II

Ô pâle Ophélia! belle comme la neige,
Oui, tu mourus, enfant, par un fleuve emporté!
—C'est que les vents tombant des grands monts de Norwège
T'avaient parlé tout bas de l'âpre liberté!

C'est qu'un souffle inconnu, fouettant ta chevelure,
À ton esprit rêveur portait d'étranges bruits;
Que ton cœur entendait la voix de la Nature
Dans les plaintes de l'arbre et les soupirs des nuits!

C'est que la voix des mers, comme un immense râle,
Brisait ton sein d'enfant, trop humain et trop doux;
C'est qu'un matin d'avril, un beau cavalier pâle,
Un pauvre fou s'assit, muet, à tes genoux!
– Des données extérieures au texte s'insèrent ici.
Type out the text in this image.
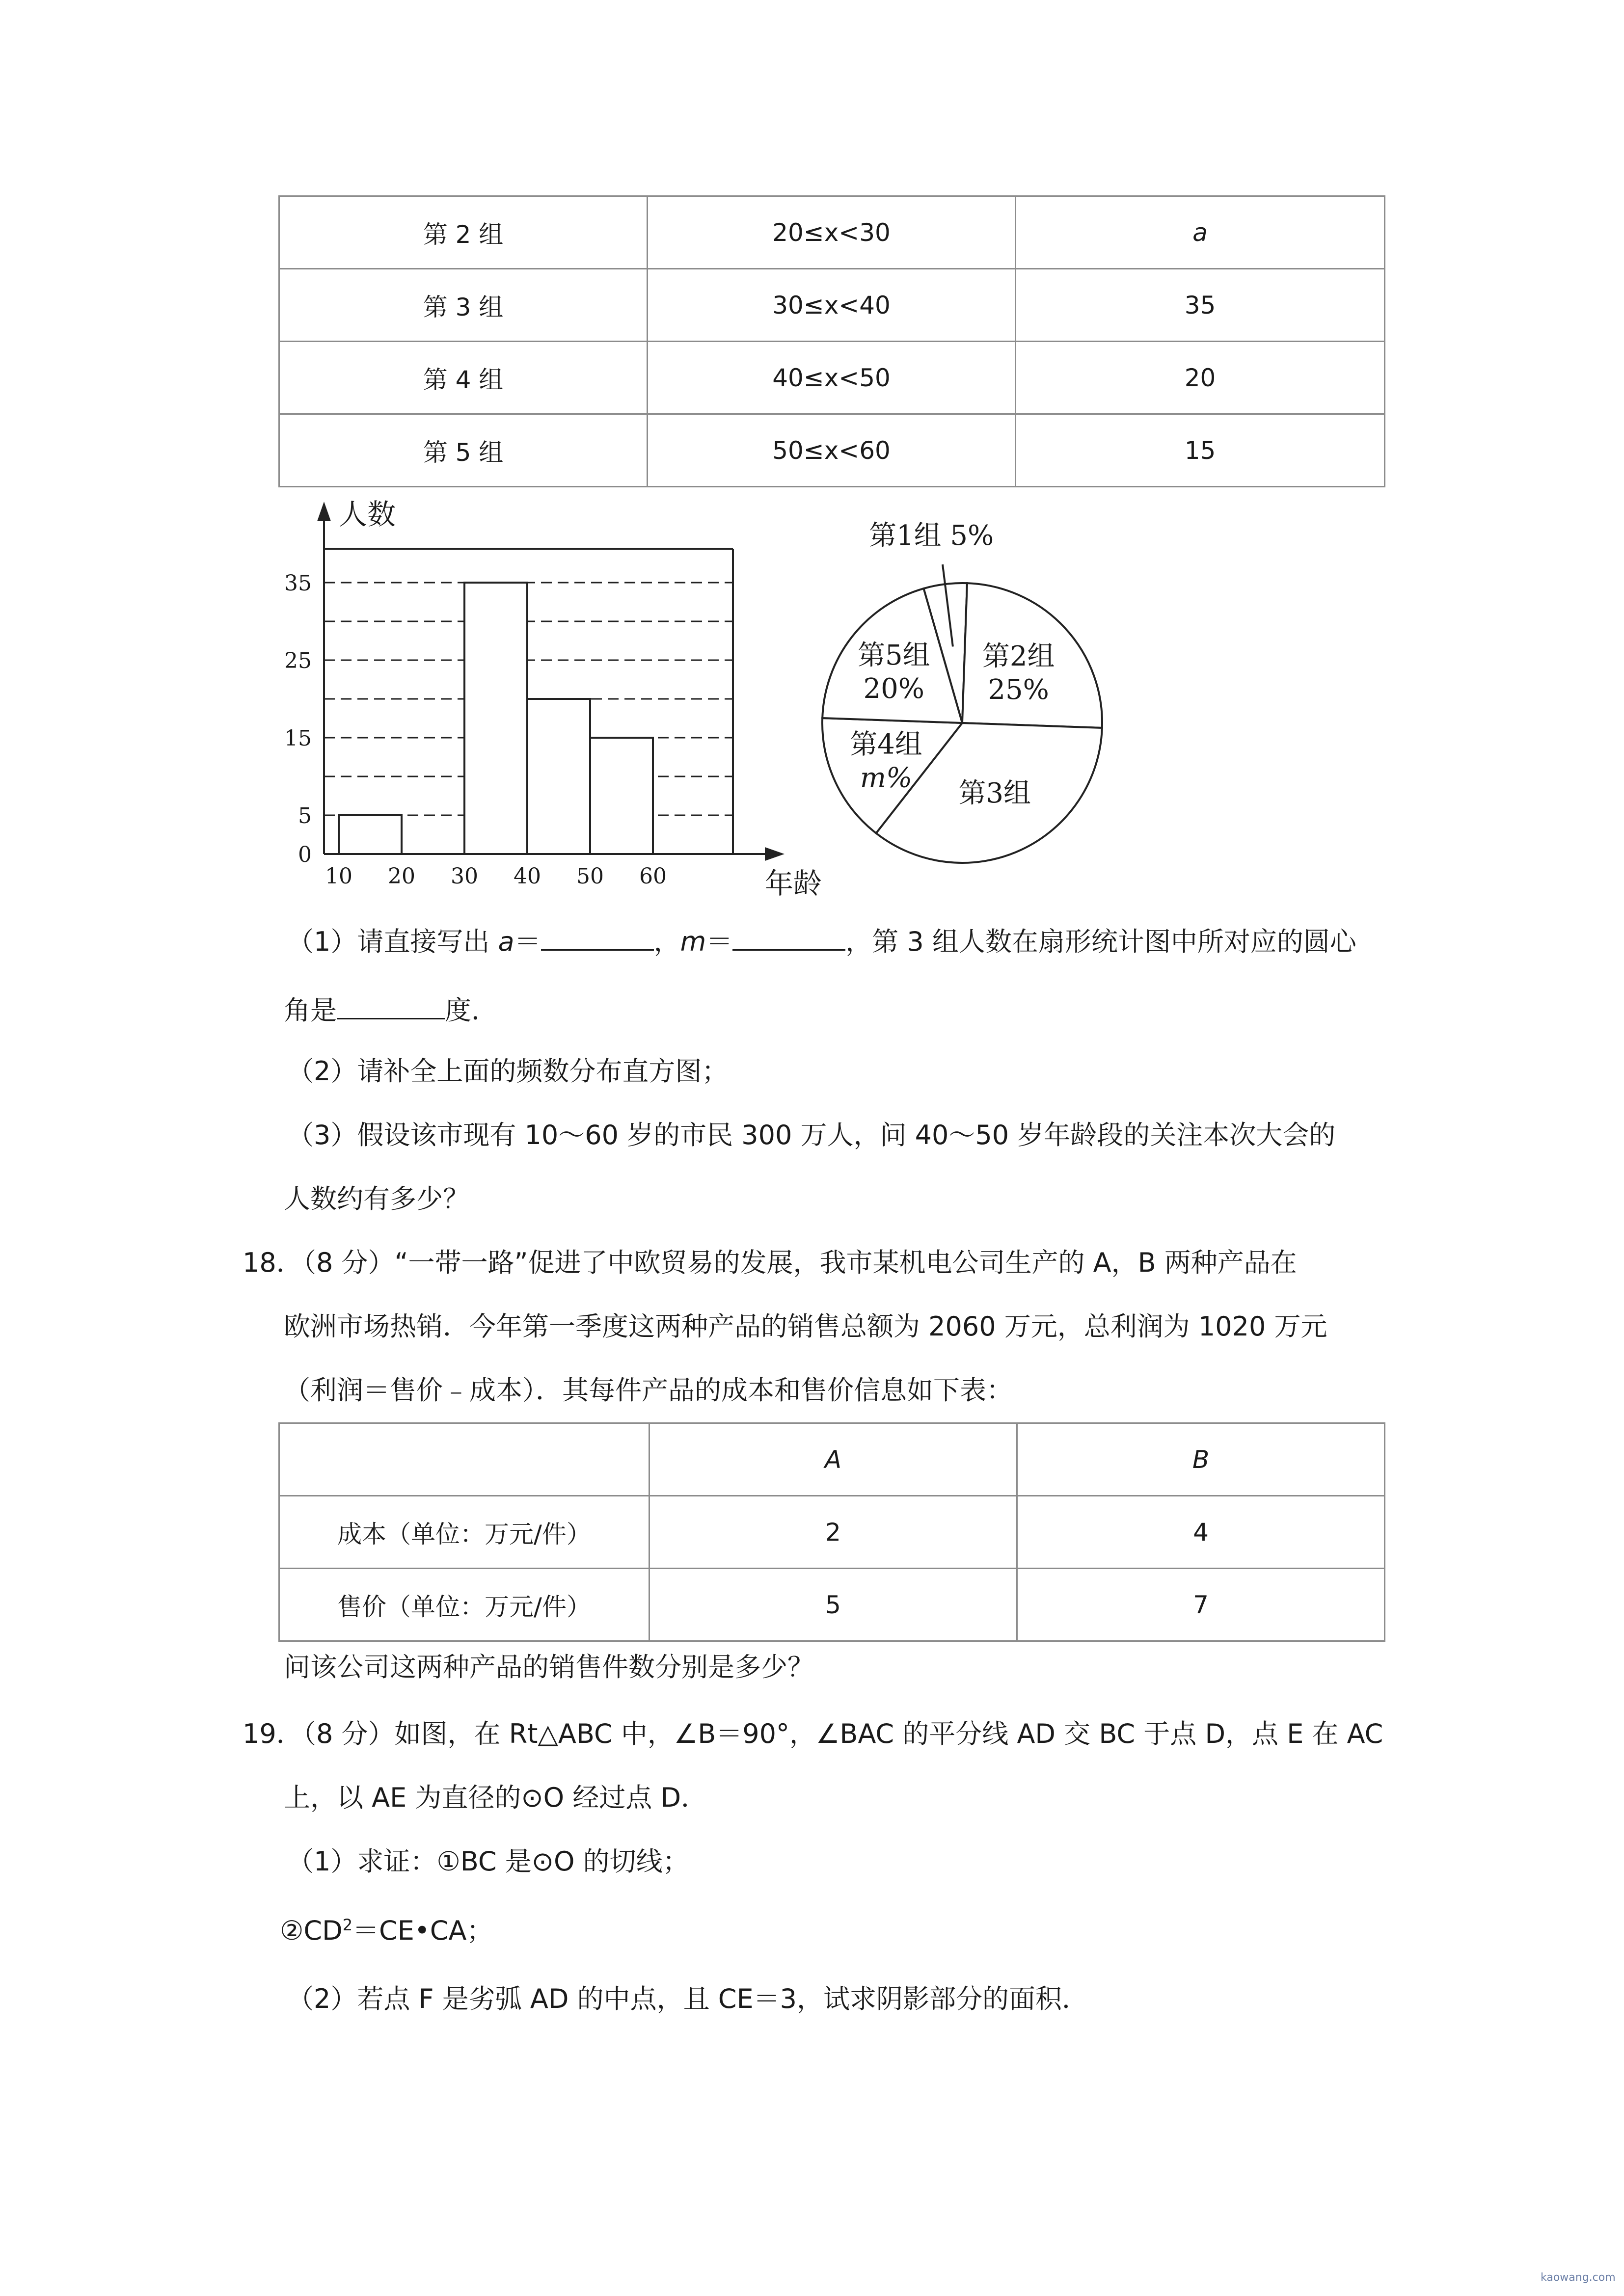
第 2 组	20≤x<30	a
第 3 组	30≤x<40	35
第 4 组	40≤x<50	20
第 5 组	50≤x<60	15
0
5
15
25
35
10 20 30 40 50 60
人数
年龄
第1组 5%
第2组
25%
第3组
第4组
m%
第5组
20%
（1）请直接写出 a＝	，m＝	，第 3 组人数在扇形统计图中所对应的圆心
角是	度．
（2）请补全上面的频数分布直方图；
（3）假设该市现有 10～60 岁的市民 300 万人，问 40～50 岁年龄段的关注本次大会的
人数约有多少？
18．
（8 分）“一带一路”促进了中欧贸易的发展，我市某机电公司生产的 A，B 两种产品在
欧洲市场热销．今年第一季度这两种产品的销售总额为 2060 万元，总利润为 1020 万元
（利润＝售价﹣成本）．其每件产品的成本和售价信息如下表：
	A	B
成本（单位：万元/件）	2	4
售价（单位：万元/件）	5	7
问该公司这两种产品的销售件数分别是多少？
19．
（8 分）如图，在 Rt△ABC 中，∠B＝90°，∠BAC 的平分线 AD 交 BC 于点 D，点 E 在 AC
上，以 AE 为直径的⊙O 经过点 D．
（1）求证：①BC 是⊙O 的切线；
$②CD^2=CE•CA$；
（2）若点 F 是劣弧 AD 的中点，且 CE＝3，试求阴影部分的面积．
kaowang.com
Ciel! Amour! Liberté! Quel rêve, ô pauvre Follet
Tu te fondais à lui comme une neige au feu.
Tes grandes visions étranglaient ta parole:
—Un Infini terrible effara ton œil bleu!

III

—Et le Poète dit qu'aux rayons des étoiles
Tu viens chercher, la nuit, les fleurs que tu cueillis;
Et qu'il a vu sur l'eau, couchée en ses longs voiles,
La blanche Ophélia flotter, comme un grand lys.

LE CHÂTIMENT DE TARTUFE

Tisonnant, tisonnant son cœur amoureux sous
Sa chaste robe noire, heureux, la main gantée,
Un jour qu'il s'en allait, effroyablement doux,
Jaune, bavant la foi de sa bouche édentée,

Un jour qu'il s'en allait, «Orémus»,—un Méchant
Le prit rudement par son oreille benoite
Et lui jeta des mots affreux, en arrachant
Sa chaste robe noire autour de sa peau moite!